The in vitro production of
interferon (IFN)-gamma,
interleukin (IL)-5, tumour
necrosis factor (
TNF)-alpha and
IL-10 by blood mononuclear cells in response to whole Mycobacterium leprae and polyclonal stimulii of 23 individuals, representing a variety of conditions in relation to exposure/susceptibility to M. leprae, was assayed. In most cases, healthy household contacts of newly diagnosed
multibacillary leprosy patients, designated exposed household contacts (EC), showed low-to-undetectable in vitro IFN-gamma production in addition to substantial
TNF-alpha production in response to M. leprae. In contrast, peripheral blood mononuclear cells from previously exposed contacts (R) regarded as resistant-to-
leprosy released low-to-moderate levels of IFN-gamma together with a mixed
cytokine profile resembling a T helper (Th)0-type response.
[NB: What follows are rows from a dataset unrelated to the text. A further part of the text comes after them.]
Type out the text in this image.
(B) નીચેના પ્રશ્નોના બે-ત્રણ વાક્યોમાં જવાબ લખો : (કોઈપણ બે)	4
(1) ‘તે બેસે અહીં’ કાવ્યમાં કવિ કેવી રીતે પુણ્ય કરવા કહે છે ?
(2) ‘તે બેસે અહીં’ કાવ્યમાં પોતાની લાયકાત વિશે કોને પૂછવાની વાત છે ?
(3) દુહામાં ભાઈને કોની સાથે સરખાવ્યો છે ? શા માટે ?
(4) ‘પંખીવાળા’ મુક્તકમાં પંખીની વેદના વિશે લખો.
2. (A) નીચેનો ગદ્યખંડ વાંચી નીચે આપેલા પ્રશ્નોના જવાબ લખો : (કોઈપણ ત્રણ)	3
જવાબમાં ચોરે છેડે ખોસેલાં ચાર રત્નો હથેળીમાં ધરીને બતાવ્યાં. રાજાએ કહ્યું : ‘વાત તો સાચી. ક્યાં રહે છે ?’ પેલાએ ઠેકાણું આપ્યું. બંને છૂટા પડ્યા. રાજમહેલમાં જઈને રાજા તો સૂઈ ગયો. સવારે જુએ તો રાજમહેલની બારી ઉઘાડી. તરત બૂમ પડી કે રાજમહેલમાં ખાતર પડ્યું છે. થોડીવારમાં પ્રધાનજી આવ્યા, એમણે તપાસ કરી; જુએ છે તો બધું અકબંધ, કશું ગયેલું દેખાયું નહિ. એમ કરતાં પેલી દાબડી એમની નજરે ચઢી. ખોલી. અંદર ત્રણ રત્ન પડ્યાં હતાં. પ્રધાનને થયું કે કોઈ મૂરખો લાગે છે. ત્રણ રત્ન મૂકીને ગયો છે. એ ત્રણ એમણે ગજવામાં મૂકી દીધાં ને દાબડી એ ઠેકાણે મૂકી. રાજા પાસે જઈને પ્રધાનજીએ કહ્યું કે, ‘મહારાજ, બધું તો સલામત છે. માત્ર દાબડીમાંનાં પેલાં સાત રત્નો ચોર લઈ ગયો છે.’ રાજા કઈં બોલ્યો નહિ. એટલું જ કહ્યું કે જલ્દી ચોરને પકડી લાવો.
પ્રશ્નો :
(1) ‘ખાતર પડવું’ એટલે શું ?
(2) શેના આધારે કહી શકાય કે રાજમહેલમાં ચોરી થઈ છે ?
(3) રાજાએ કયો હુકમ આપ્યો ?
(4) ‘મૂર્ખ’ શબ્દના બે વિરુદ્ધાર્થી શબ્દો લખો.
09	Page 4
TNF-alpha/IL-10 ratios in response to M. leprae and
Concanavalin A were significantly higher in EC than in R contacts suggesting a role for the
TNF-alpha/IL-10 ratio in restraining mycobacteria proliferation and spreading early in
infection. The
cytokine profiles of
leprosy patients were taken as reference points. Post-treatment
lepromatous leprosy patients secreted relatively high levels of
IL-10 in response to M. leprae, whereas one self-cured
tuberculoid leprosy patient produced simultaneously high levels of IFN-gamma and
TNF-alpha. In addition, the quantitative changes in the
cytokines released by peripheral blood mononuclear cells in EC contacts after Bacille Calmette-Guérin (BCG) vaccination were investigated. Vaccination induced amplification of IFN-gamma production with a concomitant decrease in
TNF-alpha/IL-10 ratios that resembled the
cytokine pattern observed in R contacts. IFN-gamma production was observed in response to both a cross-reactive
antigen (
Ag 85) and a M. leprae-specific
protein (
MMP-I), which attests to a BCG nonspecific stimulation of the immune system, thereby casting these
antigens as likely candidates for inclusion in a
subunit vaccine against
leprosy. Finally, a model for protective x pathologic response to mycobacteria is presented.